For a workflow with only one primary input, {input} or {2} is equivalent to the more specific form {input:1} or {2:1}.
Figure 13.42: Top: A contrived workflow with two primary inputs and a reference data input (green boxes). Bottom: The names of the results generated in a given workflow run. The naming pattern for the Reads Track output includes {2}, which adds the names of all primary inputs to that analysis step, (sample1, sample2), and {2:3}, which adds the name of the third input, whatever the role that input has. In this case, it is a reference data input and an element called Escherichia coli (ASM584v2) was supplied .For workflows containing control flow elements, the specific placeholder form,
{2:N}
, is recommended.See Ordering inputs for information about workflow input ordering, and Batching part of a workflow for information about control flow elements.
- {metadata} or {3} The batch unit identifier for workflows executed in batch mode. Depending on how the workflow was configured at launch, this value may be obtained from metadata. For workflows not executed in batch mode or without Iterate elements, the value will be identical to that substituted using {input} or {2}.

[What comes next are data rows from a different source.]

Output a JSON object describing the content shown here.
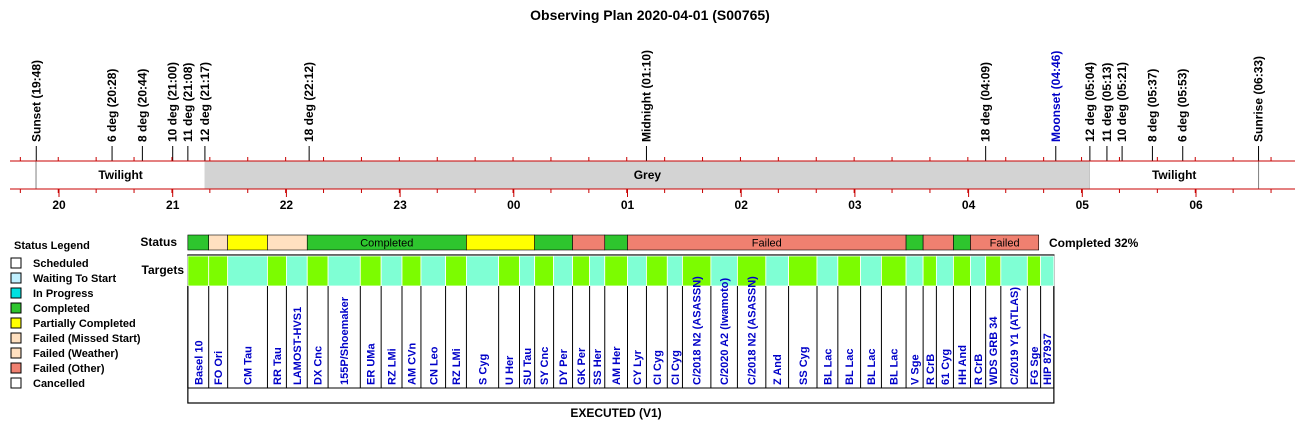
{
  "chart_data": {
    "type": "timeline",
    "title": "Observing Plan 2020-04-01 (S00765)",
    "hour_labels": [
      "20",
      "21",
      "22",
      "23",
      "00",
      "01",
      "02",
      "03",
      "04",
      "05",
      "06"
    ],
    "events": [
      {
        "label": "Sunset (19:48)",
        "t": "19:48",
        "color": "#000000"
      },
      {
        "label": "6 deg (20:28)",
        "t": "20:28",
        "color": "#000000"
      },
      {
        "label": "8 deg (20:44)",
        "t": "20:44",
        "color": "#000000"
      },
      {
        "label": "10 deg (21:00)",
        "t": "21:00",
        "color": "#000000"
      },
      {
        "label": "11 deg (21:08)",
        "t": "21:08",
        "color": "#000000"
      },
      {
        "label": "12 deg (21:17)",
        "t": "21:17",
        "color": "#000000"
      },
      {
        "label": "18 deg (22:12)",
        "t": "22:12",
        "color": "#000000"
      },
      {
        "label": "Midnight (01:10)",
        "t": "01:10",
        "color": "#000000"
      },
      {
        "label": "18 deg (04:09)",
        "t": "04:09",
        "color": "#000000"
      },
      {
        "label": "Moonset (04:46)",
        "t": "04:46",
        "color": "#0000c8"
      },
      {
        "label": "12 deg (05:04)",
        "t": "05:04",
        "color": "#000000"
      },
      {
        "label": "11 deg (05:13)",
        "t": "05:13",
        "color": "#000000"
      },
      {
        "label": "10 deg (05:21)",
        "t": "05:21",
        "color": "#000000"
      },
      {
        "label": "8 deg (05:37)",
        "t": "05:37",
        "color": "#000000"
      },
      {
        "label": "6 deg (05:53)",
        "t": "05:53",
        "color": "#000000"
      },
      {
        "label": "Sunrise (06:33)",
        "t": "06:33",
        "color": "#000000"
      }
    ],
    "periods": [
      {
        "label": "Twilight",
        "start": "19:48",
        "end": "21:17",
        "color": "#ffffff"
      },
      {
        "label": "Grey",
        "start": "21:17",
        "end": "05:04",
        "color": "#d3d3d3"
      },
      {
        "label": "Twilight",
        "start": "05:04",
        "end": "06:33",
        "color": "#ffffff"
      }
    ],
    "status_row_label": "Status",
    "targets_row_label": "Targets",
    "status_segments": [
      {
        "start": "21:08",
        "end": "21:19",
        "status": "Completed",
        "color": "#2ec52e",
        "label": ""
      },
      {
        "start": "21:19",
        "end": "21:29",
        "status": "Failed (Weather)",
        "color": "#ffe0c0",
        "label": ""
      },
      {
        "start": "21:29",
        "end": "21:50",
        "status": "Partially Completed",
        "color": "#ffff00",
        "label": ""
      },
      {
        "start": "21:50",
        "end": "22:11",
        "status": "Failed (Weather)",
        "color": "#ffe0c0",
        "label": ""
      },
      {
        "start": "22:11",
        "end": "23:35",
        "status": "Completed",
        "color": "#2ec52e",
        "label": "Completed"
      },
      {
        "start": "23:35",
        "end": "00:11",
        "status": "Partially Completed",
        "color": "#ffff00",
        "label": ""
      },
      {
        "start": "00:11",
        "end": "00:31",
        "status": "Completed",
        "color": "#2ec52e",
        "label": ""
      },
      {
        "start": "00:31",
        "end": "00:48",
        "status": "Failed (Other)",
        "color": "#f08070",
        "label": ""
      },
      {
        "start": "00:48",
        "end": "01:00",
        "status": "Completed",
        "color": "#2ec52e",
        "label": ""
      },
      {
        "start": "01:00",
        "end": "03:27",
        "status": "Failed (Other)",
        "color": "#f08070",
        "label": "Failed"
      },
      {
        "start": "03:27",
        "end": "03:36",
        "status": "Completed",
        "color": "#2ec52e",
        "label": ""
      },
      {
        "start": "03:36",
        "end": "03:52",
        "status": "Failed (Other)",
        "color": "#f08070",
        "label": ""
      },
      {
        "start": "03:52",
        "end": "04:01",
        "status": "Completed",
        "color": "#2ec52e",
        "label": ""
      },
      {
        "start": "04:01",
        "end": "04:37",
        "status": "Failed (Other)",
        "color": "#f08070",
        "label": "Failed"
      }
    ],
    "summary": "Completed 32%",
    "targets": [
      {
        "name": "Basel 10",
        "start": "21:08",
        "end": "21:19",
        "color": "#7cfc00"
      },
      {
        "name": "FO Ori",
        "start": "21:19",
        "end": "21:29",
        "color": "#7cfc00"
      },
      {
        "name": "CM Tau",
        "start": "21:29",
        "end": "21:50",
        "color": "#7fffd4"
      },
      {
        "name": "RR Tau",
        "start": "21:50",
        "end": "22:00",
        "color": "#7cfc00"
      },
      {
        "name": "LAMOST-HVS1",
        "start": "22:00",
        "end": "22:11",
        "color": "#7fffd4"
      },
      {
        "name": "DX Cnc",
        "start": "22:11",
        "end": "22:22",
        "color": "#7cfc00"
      },
      {
        "name": "155P/Shoemaker",
        "start": "22:22",
        "end": "22:39",
        "color": "#7fffd4"
      },
      {
        "name": "ER UMa",
        "start": "22:39",
        "end": "22:50",
        "color": "#7cfc00"
      },
      {
        "name": "RZ LMi",
        "start": "22:50",
        "end": "23:01",
        "color": "#7fffd4"
      },
      {
        "name": "AM CVn",
        "start": "23:01",
        "end": "23:11",
        "color": "#7cfc00"
      },
      {
        "name": "CN Leo",
        "start": "23:11",
        "end": "23:24",
        "color": "#7fffd4"
      },
      {
        "name": "RZ LMi",
        "start": "23:24",
        "end": "23:35",
        "color": "#7cfc00"
      },
      {
        "name": "S Cyg",
        "start": "23:35",
        "end": "23:52",
        "color": "#7fffd4"
      },
      {
        "name": "U Her",
        "start": "23:52",
        "end": "24:03",
        "color": "#7cfc00"
      },
      {
        "name": "SU Tau",
        "start": "24:03",
        "end": "24:11",
        "color": "#7fffd4"
      },
      {
        "name": "SY Cnc",
        "start": "24:11",
        "end": "24:21",
        "color": "#7cfc00"
      },
      {
        "name": "DY Per",
        "start": "24:21",
        "end": "24:31",
        "color": "#7fffd4"
      },
      {
        "name": "GK Per",
        "start": "24:31",
        "end": "24:40",
        "color": "#7cfc00"
      },
      {
        "name": "SS Her",
        "start": "24:40",
        "end": "24:48",
        "color": "#7fffd4"
      },
      {
        "name": "AM Her",
        "start": "24:48",
        "end": "25:00",
        "color": "#7cfc00"
      },
      {
        "name": "CY Lyr",
        "start": "25:00",
        "end": "25:10",
        "color": "#7fffd4"
      },
      {
        "name": "CI Cyg",
        "start": "25:10",
        "end": "25:21",
        "color": "#7cfc00"
      },
      {
        "name": "CI Cyg",
        "start": "25:21",
        "end": "25:29",
        "color": "#7fffd4"
      },
      {
        "name": "C/2018 N2 (ASASSN)",
        "start": "25:29",
        "end": "25:44",
        "color": "#7cfc00"
      },
      {
        "name": "C/2020 A2 (Iwamoto)",
        "start": "25:44",
        "end": "25:58",
        "color": "#7fffd4"
      },
      {
        "name": "C/2018 N2 (ASASSN)",
        "start": "25:58",
        "end": "26:13",
        "color": "#7cfc00"
      },
      {
        "name": "Z And",
        "start": "26:13",
        "end": "26:25",
        "color": "#7fffd4"
      },
      {
        "name": "SS Cyg",
        "start": "26:25",
        "end": "26:40",
        "color": "#7cfc00"
      },
      {
        "name": "BL Lac",
        "start": "26:40",
        "end": "26:51",
        "color": "#7fffd4"
      },
      {
        "name": "BL Lac",
        "start": "26:51",
        "end": "27:03",
        "color": "#7cfc00"
      },
      {
        "name": "BL Lac",
        "start": "27:03",
        "end": "27:14",
        "color": "#7fffd4"
      },
      {
        "name": "BL Lac",
        "start": "27:14",
        "end": "27:27",
        "color": "#7cfc00"
      },
      {
        "name": "V Sge",
        "start": "27:27",
        "end": "27:36",
        "color": "#7fffd4"
      },
      {
        "name": "R CrB",
        "start": "27:36",
        "end": "27:43",
        "color": "#7cfc00"
      },
      {
        "name": "61 Cyg",
        "start": "27:43",
        "end": "27:52",
        "color": "#7fffd4"
      },
      {
        "name": "HH And",
        "start": "27:52",
        "end": "28:01",
        "color": "#7cfc00"
      },
      {
        "name": "R CrB",
        "start": "28:01",
        "end": "28:09",
        "color": "#7fffd4"
      },
      {
        "name": "WDS GRB 34",
        "start": "28:09",
        "end": "28:17",
        "color": "#7cfc00"
      },
      {
        "name": "C/2019 Y1 (ATLAS)",
        "start": "28:17",
        "end": "28:31",
        "color": "#7fffd4"
      },
      {
        "name": "FG Sge",
        "start": "28:31",
        "end": "28:38",
        "color": "#7cfc00"
      },
      {
        "name": "HIP 87937",
        "start": "28:38",
        "end": "28:45",
        "color": "#7fffd4"
      }
    ],
    "footer": "EXECUTED (V1)"
  },
  "legend": {
    "title": "Status Legend",
    "items": [
      {
        "label": "Scheduled",
        "color": "#ffffff"
      },
      {
        "label": "Waiting To Start",
        "color": "#c0f0ff"
      },
      {
        "label": "In Progress",
        "color": "#00e0e0"
      },
      {
        "label": "Completed",
        "color": "#2ec52e"
      },
      {
        "label": "Partially Completed",
        "color": "#ffff00"
      },
      {
        "label": "Failed (Missed Start)",
        "color": "#ffe0c0"
      },
      {
        "label": "Failed (Weather)",
        "color": "#ffe0c0"
      },
      {
        "label": "Failed (Other)",
        "color": "#f08070"
      },
      {
        "label": "Cancelled",
        "color": "#ffffff"
      }
    ]
  }
}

Note: For workflows containing control flow elements, the more specific form of placeholder, i.e. the
metadata:columnname
or{3:columnname}
form, described below, is recommended. - {metadata:columnname} or {3:columnname} The value for the batch unit in the column named "columnname" of the metadata selected when launching the workflow. Pertinent for workflows executed in batch mode or workflows that contain Iterate elements. If a column of this name is not found, or a metadata table was not provided when launching the workflow, then the value will be identical to that substituted using {input} or {2}.
- {user} The username of the person who launched the job
- {host} The name of the machine the job is run on
- {year}, {month}, {day}, {hour}, {minute}, and {second} Timestamp information based on the time an output is created. Using these placeholders, items generated by a workflow at different times can have different file names.

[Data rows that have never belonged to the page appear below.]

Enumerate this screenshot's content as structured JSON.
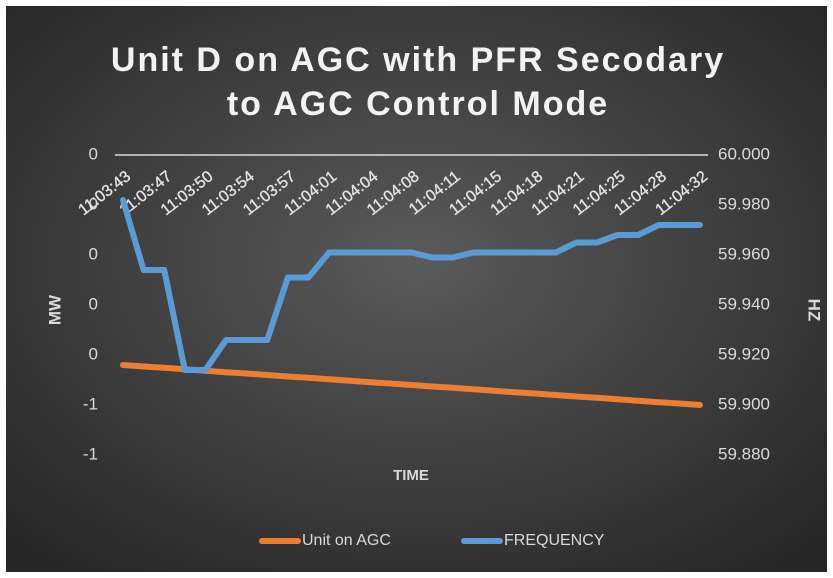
{
  "chart_data": {
    "type": "line",
    "title": [
      "Unit D on AGC with PFR Secodary",
      "to AGC Control Mode"
    ],
    "y_label": "MW",
    "y2_label": "HZ",
    "x_label": "TIME",
    "categories": [
      "11:03:43",
      null,
      "11:03:47",
      null,
      "11:03:50",
      null,
      "11:03:54",
      null,
      "11:03:57",
      null,
      "11:04:01",
      null,
      "11:04:04",
      null,
      "11:04:08",
      null,
      "11:04:11",
      null,
      "11:04:15",
      null,
      "11:04:18",
      null,
      "11:04:21",
      null,
      "11:04:25",
      null,
      "11:04:28",
      null,
      "11:04:32"
    ],
    "ylim": [
      -0.8,
      0.4
    ],
    "yticks": [
      {
        "value": 0.4,
        "label": "0"
      },
      {
        "value": 0.2,
        "label": "0"
      },
      0,
      {
        "value": -0.2,
        "label": "0"
      },
      {
        "value": -0.4,
        "label": "0"
      },
      {
        "value": -0.6,
        "label": "-1"
      },
      {
        "value": -0.8,
        "label": "-1"
      }
    ],
    "y2lim": [
      59.88,
      60.0
    ],
    "y2ticks": [
      {
        "value": 60.0,
        "label": "60.000"
      },
      {
        "value": 59.98,
        "label": "59.980"
      },
      {
        "value": 59.96,
        "label": "59.960"
      },
      {
        "value": 59.94,
        "label": "59.940"
      },
      {
        "value": 59.92,
        "label": "59.920"
      },
      {
        "value": 59.9,
        "label": "59.900"
      },
      {
        "value": 59.88,
        "label": "59.880"
      }
    ],
    "legend": "bottom",
    "series": [
      {
        "name": "Unit on AGC",
        "color": "#ed7d31",
        "values": [
          -0.44,
          -0.446,
          -0.451,
          -0.457,
          -0.463,
          -0.469,
          -0.474,
          -0.48,
          -0.486,
          -0.491,
          -0.497,
          -0.503,
          -0.509,
          -0.514,
          -0.52,
          -0.526,
          -0.531,
          -0.537,
          -0.543,
          -0.549,
          -0.554,
          -0.56,
          -0.566,
          -0.571,
          -0.577,
          -0.583,
          -0.589,
          -0.594,
          -0.6
        ]
      },
      {
        "name": "FREQUENCY",
        "color": "#5b9bd5",
        "axis": "y2",
        "values": [
          59.982,
          59.954,
          59.954,
          59.914,
          59.914,
          59.926,
          59.926,
          59.926,
          59.951,
          59.951,
          59.961,
          59.961,
          59.961,
          59.961,
          59.961,
          59.959,
          59.959,
          59.961,
          59.961,
          59.961,
          59.961,
          59.961,
          59.965,
          59.965,
          59.968,
          59.968,
          59.972,
          59.972,
          59.972
        ]
      }
    ]
  }
}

In addition to the placeholders above, the placeholder {extension} is available for exported file names. This is replaced by the default file extension for the exported file's format, e.g. .pdf, .txt.
Saving results to subfolders
Workflow outputs and exported files can be saved into subfolders by adding a forward slash /
at the start of the custom name definition.
For example, with an Output element configured with /variants/{name}
, the resulting output would be saved to a subfolder called variants
, placed within the folder selected for outputs when the workflow is launched. If a specified subfolder does not already exist, it is created when the outputs are saved.
When defining subfolders for outputs or exported files, terms between all forward slash characters are interpreted as subfolders. For example, a name like /variants/level2/level3/myoutput
would put the data item called myoutput
into a folder called level3
within a folder called level2
, which itself is inside a folder called variants
. The variants
folder would be placed under the location selected for storing the workflow outputs.
Temporary, intermediate workflow results
During a workflow run, temporary, intermediate results may be generated, including for output channels that aren't connected to an Output or Export element.
Such intermediate results are normally deleted automatically after the workflow run completes. If a problem arises such that the workflow does not complete normally, intermediate results may not be deleted and will be in a folder named after the workflow with the word "intermediate" in its name.